Saturday, September 10, 2011
At least this one isn't being narrated by Chris Berman
It's September, which means three things:
1. When I drive to school, I will have to maneuver around the SAHMs waiting at the bus stops with their kids as they give me dirty looks for committing the unpardonable sin of driving through THEIR neighborhood while trying to get to work,
2. Lee Corso will be back for another year of "College Gameday" on ESPN, spending each and every Saturday drooling uncontrollably over the athletic prowess of men one-fourth his age, and
3. Applebee's will be back with another stupid series of commercials featuring it's customers acting like morons in response to the sights, smells and sounds of cheap, fatty food.

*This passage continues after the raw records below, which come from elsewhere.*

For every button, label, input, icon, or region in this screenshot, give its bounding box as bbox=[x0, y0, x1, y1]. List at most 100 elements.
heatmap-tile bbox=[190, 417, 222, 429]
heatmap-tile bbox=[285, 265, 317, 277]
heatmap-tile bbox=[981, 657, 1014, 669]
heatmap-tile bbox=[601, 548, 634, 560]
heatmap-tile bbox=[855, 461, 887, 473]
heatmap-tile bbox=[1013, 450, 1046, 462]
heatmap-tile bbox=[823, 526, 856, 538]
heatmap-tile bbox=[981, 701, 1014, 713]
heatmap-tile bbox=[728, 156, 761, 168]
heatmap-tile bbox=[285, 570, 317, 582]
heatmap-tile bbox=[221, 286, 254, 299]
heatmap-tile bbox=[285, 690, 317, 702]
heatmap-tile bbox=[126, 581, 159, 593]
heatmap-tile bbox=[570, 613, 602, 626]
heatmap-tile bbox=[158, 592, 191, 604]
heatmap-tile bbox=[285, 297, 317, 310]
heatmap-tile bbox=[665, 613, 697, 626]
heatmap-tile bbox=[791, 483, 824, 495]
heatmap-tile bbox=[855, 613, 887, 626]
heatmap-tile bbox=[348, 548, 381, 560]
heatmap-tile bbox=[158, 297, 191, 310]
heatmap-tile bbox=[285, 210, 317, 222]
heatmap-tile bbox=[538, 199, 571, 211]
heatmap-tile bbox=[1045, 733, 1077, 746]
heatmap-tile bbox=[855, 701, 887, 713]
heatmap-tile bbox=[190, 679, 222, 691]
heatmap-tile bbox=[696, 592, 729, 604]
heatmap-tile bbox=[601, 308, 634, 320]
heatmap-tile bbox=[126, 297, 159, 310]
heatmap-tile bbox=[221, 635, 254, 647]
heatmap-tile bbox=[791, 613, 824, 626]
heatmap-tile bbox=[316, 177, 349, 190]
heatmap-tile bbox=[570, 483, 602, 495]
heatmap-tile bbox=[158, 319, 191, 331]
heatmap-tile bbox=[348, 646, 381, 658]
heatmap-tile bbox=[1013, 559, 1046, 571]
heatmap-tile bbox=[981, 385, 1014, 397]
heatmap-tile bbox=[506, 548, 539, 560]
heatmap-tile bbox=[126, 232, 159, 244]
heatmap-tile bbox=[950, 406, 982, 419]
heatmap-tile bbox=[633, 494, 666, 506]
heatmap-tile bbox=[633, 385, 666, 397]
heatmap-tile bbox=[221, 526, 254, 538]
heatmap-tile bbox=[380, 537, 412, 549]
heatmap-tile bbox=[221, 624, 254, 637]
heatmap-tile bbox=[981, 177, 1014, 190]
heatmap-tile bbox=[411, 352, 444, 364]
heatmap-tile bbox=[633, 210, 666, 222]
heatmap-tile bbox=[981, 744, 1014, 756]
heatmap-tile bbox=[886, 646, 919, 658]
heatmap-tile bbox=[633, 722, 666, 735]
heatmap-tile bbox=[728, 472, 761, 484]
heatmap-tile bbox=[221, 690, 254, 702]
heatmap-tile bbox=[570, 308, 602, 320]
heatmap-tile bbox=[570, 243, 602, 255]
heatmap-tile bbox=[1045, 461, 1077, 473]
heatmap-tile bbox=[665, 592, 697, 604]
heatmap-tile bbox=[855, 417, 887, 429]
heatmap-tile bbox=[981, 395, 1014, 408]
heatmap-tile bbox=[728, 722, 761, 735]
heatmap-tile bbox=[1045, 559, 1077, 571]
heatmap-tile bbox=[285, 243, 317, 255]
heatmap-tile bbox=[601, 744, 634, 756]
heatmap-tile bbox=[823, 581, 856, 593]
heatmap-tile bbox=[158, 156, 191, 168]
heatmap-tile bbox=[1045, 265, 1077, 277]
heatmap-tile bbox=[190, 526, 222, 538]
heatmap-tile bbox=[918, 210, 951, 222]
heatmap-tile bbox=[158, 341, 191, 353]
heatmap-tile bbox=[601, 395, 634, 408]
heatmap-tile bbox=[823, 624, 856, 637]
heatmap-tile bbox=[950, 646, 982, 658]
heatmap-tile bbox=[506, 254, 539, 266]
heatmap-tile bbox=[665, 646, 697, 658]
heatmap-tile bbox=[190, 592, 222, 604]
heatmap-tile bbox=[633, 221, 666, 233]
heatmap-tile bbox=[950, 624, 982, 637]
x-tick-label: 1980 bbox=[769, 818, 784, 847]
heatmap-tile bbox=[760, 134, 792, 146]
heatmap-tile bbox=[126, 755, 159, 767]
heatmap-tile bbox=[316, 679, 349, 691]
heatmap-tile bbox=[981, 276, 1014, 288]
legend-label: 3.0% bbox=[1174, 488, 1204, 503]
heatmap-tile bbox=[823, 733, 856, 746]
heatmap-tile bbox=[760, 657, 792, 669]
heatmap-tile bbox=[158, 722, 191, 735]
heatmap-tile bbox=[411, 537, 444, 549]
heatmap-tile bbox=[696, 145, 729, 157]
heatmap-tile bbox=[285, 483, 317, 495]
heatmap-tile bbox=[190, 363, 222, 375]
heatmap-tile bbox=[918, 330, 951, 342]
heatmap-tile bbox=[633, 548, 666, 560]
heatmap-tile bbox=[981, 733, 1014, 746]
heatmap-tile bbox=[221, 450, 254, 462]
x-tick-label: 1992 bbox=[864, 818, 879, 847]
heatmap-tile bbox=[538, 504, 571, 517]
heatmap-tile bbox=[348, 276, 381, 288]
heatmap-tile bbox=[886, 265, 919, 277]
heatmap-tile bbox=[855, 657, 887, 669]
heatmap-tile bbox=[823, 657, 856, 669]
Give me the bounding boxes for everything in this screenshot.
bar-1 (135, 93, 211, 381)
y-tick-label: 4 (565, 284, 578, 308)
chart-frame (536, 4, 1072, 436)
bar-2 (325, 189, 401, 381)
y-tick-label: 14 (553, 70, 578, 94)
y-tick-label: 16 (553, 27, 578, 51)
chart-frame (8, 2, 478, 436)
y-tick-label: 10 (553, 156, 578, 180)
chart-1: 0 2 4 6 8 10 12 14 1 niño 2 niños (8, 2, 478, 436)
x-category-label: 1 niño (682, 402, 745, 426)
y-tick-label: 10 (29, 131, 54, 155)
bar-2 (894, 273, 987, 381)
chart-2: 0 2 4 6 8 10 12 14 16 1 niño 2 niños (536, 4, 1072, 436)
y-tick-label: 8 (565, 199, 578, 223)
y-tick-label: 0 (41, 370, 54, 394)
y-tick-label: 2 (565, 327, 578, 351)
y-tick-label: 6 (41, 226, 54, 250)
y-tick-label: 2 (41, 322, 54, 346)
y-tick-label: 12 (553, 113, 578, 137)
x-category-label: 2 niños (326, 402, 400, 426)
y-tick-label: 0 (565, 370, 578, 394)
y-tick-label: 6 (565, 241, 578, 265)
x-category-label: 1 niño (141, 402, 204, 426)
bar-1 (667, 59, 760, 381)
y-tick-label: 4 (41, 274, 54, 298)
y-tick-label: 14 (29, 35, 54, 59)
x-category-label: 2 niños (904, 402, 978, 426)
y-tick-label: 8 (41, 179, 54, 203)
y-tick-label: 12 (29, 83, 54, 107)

In this particular ad, people with no taste buds, small entertainment budgets and idiotic friends are distracted away from their witless, pointless conversations by the roar of sizzling food ( I mean, how incredibly loud must that steak be sizzling for one woman to interrupt her engrossing "and then she said to the guy..." story? I sure hope she can remember where she left off when the plate has been moved out of earshot, or cooled down a bit!) I must say, except for the obvious exaggeration used here (no one believes that the steaks really emit deafening sizzling noises like this, right?) this is a reasonably honest commercial. I mean, there's no claim that anything being shown actually tastes good, just that it comes out of the kitchen sizzling in it's own greases. And just as Slim Fast is supposed to be "served very cold," perhaps the idea is that anything can be made palatable if it's too hot to taste?
I half expected someone to note that the food is way too quiet at The Olive Garden- I mean, nothing says "fun" like REALLY LOUD FOOD, right? Right?
Now if you'll excuse me, I have to get back to watching Corso go into a haze while marveling at the athleticism of a guy young enough to be his great-grandson. Ugh, could you please just retire already?